Wirecard confirmed late Tuesday that Soft Bank had agreed to invest €900 million ($1 billion) for a 5.6% stake in the company. The news triggered a torrid rally in Wirecard shares, which ripped 9% higher on Wednesday, leading the German DAX higher on a day when European stocks traded mostly lower.
According to the terms of the deal as reported by Reuters and the Financial Times, Soft Bank won't buy a direct equity stake. Rather, Wirecard will issue convertible bonds exclusively to Soft Bank that will transform into equity after five years. The conversion price of €130 per share represented a 5% premium to Wirecard's closing price on Tuesday.
For the deal to go through, Wirecard shareholders must approve the debt offering during the company's June 18 annual meeting.
Though Soft Bank and its Saudi-backed 'Vision Fund' has been criticized for its tendency to overvalue Silicon Valley startups (see its investments in Uber and WeWork), Wirecard's shares are still trading well below their September peak. A series of FT reports alleging accounting fraud at Wirecard's Asia operations, published earlier this year, sent Wirecard shares hurtling lower, though they have started to recover since Wirecard publicized a law firm's report clearing its management of wrongdoing.

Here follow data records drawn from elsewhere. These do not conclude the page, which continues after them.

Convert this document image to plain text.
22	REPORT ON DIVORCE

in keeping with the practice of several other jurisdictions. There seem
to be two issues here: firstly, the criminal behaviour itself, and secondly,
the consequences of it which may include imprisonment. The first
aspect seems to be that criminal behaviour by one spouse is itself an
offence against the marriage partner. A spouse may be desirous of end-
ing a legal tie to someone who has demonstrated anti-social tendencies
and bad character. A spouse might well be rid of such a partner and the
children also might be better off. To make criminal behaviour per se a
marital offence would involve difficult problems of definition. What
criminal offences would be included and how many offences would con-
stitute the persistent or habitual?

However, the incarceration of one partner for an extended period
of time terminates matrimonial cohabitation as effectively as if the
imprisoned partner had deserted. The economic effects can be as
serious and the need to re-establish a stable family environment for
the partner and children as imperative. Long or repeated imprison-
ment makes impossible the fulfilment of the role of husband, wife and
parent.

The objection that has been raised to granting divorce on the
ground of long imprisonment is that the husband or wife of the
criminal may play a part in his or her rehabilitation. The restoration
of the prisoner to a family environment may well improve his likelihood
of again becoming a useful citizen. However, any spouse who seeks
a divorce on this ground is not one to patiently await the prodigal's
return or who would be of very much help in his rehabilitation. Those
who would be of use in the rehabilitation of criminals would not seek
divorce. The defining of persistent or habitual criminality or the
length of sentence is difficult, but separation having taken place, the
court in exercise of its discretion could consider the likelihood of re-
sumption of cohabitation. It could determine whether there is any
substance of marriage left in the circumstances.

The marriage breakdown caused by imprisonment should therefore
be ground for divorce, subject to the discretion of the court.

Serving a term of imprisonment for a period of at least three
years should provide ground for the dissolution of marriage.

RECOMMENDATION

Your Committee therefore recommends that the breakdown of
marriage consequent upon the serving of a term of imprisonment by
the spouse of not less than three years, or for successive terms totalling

Fearful that a route in Wirecard shares could drag down German indexes and European stocks more broadly, BaFin has assured the public of its confidence in Wirecard and accused short-sellers and the FT of conspiring to drive its stock lower. At one point, BaFin went so far as to ban short-selling in Wirecard shares, a move reminiscent of Beijing's response to a 2015 route in Chinese shares, when authorities started locking up short-sellers.
In addition to the investment, Soft Bank has pledged to partner with Wirecard to help it expand its operations in Japan and South Korea.
Wirecard and Softbank said they had also signed a strategic partnership to collaborate in the area of digital payments.
As part of this, Softbank will help Wirecard expand into Japan and South Korea, and provide opportunities to collaborate with other companies in its portfolio in areas such as data-analytics/AI and innovative digital financial services.
"Through this potential partnership, we will expand our reach and products to the East Asian markets, thereby further strengthening our position in Asia," Wirecard Chief Executive Markus Braun said in a statement.
Analysts at Baader Helvea said the investment was a “clear positive” that will allow Wirecard to leverage its product portfolio in Japan and South Korea, potentially even accelerating strong organic growth momentum.
Per the FT, Credit Suisse advised Soft Bank on the deal.